Elisavet Mandoulidou, architect (DUTH), Master in Architecture – Space Planning (NTUA), PhD in Architectural Design and New Technologies (DUTH). She is an Assistant Professor at the Department of Civil Engineering Educators, School of Pedagogical & Technological Education (2024-present) and Director of the Architectural Design and New Technologies Laboratory. She has published award-winning papers in international scientific conference proceedings, journals, and book chapters. She has participated as a research team member in various research programs. Her research interests and academic work focus on the intersection of advanced, digital, and hybrid technologies with art, urban design, and architectural design and fabrication.
Polyxeni Mantzou, Architect NTUA, Master in Conservation and Restoration of the Architectural and Urban Heritage, Master in Advanced Technologies in the Architectural Construction, PhD in Architectural Design ΕTSAM, UPM. She is Professor at the Department of Architecture UOI and Director of the Architectural Design and Digital Technologies Laboratory. Her research interests include the theoretical comprehension and practical implementation of digital media in architectural and urban design and cultural heritage management.

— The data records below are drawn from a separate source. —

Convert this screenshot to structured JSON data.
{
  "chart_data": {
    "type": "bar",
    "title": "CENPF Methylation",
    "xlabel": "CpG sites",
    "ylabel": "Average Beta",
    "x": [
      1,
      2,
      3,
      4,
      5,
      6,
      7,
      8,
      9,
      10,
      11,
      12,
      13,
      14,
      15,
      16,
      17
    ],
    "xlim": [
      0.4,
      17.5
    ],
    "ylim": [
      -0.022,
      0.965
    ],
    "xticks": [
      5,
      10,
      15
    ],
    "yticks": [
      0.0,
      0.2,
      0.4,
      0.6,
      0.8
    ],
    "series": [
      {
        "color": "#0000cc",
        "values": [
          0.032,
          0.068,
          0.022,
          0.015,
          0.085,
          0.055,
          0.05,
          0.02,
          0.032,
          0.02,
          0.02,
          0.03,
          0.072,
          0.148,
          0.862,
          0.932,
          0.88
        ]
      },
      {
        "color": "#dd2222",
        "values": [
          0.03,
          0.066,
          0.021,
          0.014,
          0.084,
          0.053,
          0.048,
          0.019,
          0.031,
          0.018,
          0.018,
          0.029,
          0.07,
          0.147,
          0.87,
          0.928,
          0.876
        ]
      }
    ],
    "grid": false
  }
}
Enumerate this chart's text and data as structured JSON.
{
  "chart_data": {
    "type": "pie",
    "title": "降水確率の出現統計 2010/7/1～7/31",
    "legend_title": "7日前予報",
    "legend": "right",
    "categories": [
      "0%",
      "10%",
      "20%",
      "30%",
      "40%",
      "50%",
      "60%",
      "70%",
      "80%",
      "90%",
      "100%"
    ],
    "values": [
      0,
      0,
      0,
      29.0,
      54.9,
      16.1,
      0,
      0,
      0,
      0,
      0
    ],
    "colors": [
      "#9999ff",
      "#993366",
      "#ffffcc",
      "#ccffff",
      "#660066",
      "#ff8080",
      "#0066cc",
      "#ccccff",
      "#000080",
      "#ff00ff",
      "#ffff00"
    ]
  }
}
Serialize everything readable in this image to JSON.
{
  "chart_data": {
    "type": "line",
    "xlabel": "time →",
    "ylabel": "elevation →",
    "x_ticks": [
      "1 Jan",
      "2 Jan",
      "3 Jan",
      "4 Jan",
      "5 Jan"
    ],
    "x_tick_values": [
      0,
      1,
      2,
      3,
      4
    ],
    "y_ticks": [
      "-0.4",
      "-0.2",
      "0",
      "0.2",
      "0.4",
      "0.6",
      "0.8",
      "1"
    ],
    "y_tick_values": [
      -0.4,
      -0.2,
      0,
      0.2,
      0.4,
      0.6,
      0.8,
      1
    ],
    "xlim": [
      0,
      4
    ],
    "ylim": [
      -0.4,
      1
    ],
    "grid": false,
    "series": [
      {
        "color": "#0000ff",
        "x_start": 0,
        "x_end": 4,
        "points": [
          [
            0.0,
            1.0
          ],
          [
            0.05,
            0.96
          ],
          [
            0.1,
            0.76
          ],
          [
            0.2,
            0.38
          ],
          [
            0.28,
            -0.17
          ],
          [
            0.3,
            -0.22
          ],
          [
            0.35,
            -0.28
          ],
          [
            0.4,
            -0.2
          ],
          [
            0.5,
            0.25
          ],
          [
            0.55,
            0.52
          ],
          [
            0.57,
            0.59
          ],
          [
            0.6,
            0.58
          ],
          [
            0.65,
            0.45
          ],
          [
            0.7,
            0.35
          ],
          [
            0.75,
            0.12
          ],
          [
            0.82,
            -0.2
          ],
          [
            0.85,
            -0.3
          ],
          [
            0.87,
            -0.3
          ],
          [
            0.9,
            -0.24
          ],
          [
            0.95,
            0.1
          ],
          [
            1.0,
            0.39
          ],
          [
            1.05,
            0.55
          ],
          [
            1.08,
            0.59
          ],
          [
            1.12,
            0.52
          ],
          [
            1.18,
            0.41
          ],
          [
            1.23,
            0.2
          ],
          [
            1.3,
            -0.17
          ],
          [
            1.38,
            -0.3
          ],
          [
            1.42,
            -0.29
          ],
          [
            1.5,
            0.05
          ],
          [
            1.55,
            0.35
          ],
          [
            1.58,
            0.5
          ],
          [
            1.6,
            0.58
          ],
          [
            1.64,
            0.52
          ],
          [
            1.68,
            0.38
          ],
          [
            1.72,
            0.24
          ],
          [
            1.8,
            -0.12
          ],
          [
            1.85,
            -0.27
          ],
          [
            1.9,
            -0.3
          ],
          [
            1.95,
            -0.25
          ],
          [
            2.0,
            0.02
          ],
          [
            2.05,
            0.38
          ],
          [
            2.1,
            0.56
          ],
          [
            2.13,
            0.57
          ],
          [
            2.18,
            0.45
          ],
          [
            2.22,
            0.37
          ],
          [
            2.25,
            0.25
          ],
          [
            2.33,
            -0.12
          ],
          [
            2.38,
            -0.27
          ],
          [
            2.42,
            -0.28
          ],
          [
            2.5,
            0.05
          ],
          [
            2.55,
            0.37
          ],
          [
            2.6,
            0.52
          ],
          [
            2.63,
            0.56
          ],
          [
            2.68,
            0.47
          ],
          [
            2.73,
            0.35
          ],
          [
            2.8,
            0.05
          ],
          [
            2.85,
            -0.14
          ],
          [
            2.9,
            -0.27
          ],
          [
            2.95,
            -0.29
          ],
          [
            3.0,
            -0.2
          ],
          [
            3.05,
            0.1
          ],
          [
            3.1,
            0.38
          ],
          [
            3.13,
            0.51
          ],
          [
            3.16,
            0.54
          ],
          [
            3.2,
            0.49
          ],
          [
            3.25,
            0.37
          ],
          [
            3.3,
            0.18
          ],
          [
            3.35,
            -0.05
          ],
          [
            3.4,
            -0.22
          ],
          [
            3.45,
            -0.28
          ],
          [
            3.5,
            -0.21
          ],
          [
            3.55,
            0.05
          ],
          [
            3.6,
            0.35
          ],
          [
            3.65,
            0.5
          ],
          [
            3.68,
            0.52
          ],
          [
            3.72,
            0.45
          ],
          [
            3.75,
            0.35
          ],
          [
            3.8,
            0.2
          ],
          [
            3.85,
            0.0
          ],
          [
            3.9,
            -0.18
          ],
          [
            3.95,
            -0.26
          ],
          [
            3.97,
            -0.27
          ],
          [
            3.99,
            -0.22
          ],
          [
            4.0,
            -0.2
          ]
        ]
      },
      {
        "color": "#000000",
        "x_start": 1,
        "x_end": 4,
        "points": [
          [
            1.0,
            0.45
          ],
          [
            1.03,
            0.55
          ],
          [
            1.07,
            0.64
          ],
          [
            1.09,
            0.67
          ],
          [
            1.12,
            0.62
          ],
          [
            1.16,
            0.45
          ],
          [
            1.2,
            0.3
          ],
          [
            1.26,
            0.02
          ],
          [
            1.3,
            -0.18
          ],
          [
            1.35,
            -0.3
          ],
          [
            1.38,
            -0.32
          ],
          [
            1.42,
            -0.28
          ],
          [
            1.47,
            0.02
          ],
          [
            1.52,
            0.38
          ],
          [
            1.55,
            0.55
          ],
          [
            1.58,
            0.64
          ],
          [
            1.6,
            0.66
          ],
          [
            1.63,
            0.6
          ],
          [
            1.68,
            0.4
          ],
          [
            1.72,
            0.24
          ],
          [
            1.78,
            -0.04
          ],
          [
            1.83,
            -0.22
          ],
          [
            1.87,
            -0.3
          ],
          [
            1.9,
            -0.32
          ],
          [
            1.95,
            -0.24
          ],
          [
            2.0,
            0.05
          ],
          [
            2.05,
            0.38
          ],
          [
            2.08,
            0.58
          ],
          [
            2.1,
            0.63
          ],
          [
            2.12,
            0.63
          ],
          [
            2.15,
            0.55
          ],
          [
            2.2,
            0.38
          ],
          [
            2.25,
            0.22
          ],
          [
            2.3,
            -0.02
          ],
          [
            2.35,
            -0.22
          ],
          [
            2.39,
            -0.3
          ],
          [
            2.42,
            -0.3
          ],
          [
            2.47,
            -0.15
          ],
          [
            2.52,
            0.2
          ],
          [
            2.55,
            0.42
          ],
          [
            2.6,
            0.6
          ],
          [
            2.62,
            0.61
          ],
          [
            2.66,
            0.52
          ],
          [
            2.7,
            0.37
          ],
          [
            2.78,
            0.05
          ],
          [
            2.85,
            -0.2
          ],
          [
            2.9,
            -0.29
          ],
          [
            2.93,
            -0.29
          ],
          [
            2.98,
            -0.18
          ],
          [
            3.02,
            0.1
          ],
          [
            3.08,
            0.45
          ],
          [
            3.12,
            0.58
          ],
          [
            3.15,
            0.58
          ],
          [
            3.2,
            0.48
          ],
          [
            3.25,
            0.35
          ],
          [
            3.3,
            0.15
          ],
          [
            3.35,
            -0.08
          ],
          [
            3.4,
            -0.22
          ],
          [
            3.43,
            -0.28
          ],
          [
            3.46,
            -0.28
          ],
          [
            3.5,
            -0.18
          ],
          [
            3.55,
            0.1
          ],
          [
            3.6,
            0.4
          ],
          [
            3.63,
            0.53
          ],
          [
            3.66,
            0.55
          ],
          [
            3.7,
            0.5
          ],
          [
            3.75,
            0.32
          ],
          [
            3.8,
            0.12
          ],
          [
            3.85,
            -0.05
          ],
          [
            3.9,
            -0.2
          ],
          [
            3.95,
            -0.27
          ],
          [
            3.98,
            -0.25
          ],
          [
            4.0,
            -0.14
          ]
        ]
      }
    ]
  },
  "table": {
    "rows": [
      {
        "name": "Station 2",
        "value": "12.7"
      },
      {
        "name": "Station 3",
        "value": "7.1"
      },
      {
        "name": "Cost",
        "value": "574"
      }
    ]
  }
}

Efi Giannopoulou is an Architect Engineer (DUTH), with a Ph.D. from the Superior School of Architecture, UPM. Her research focuses on the concept of ‘The In-Between’—viewed both as a spatial-temporal object and a transition across scientific disciplines, essential for innovation and harmonious coexistence. She has contributed to national and international conferences, publications, and research projects, expanding the discourse on interdisciplinary design. Currently, she is an Adjunct Professor at the Department of Civil Engineering Educators, School of Pedagogical & Technological Education (2024-present), and she also collaborates with the NKUA and the NTUA on educational and research initiatives.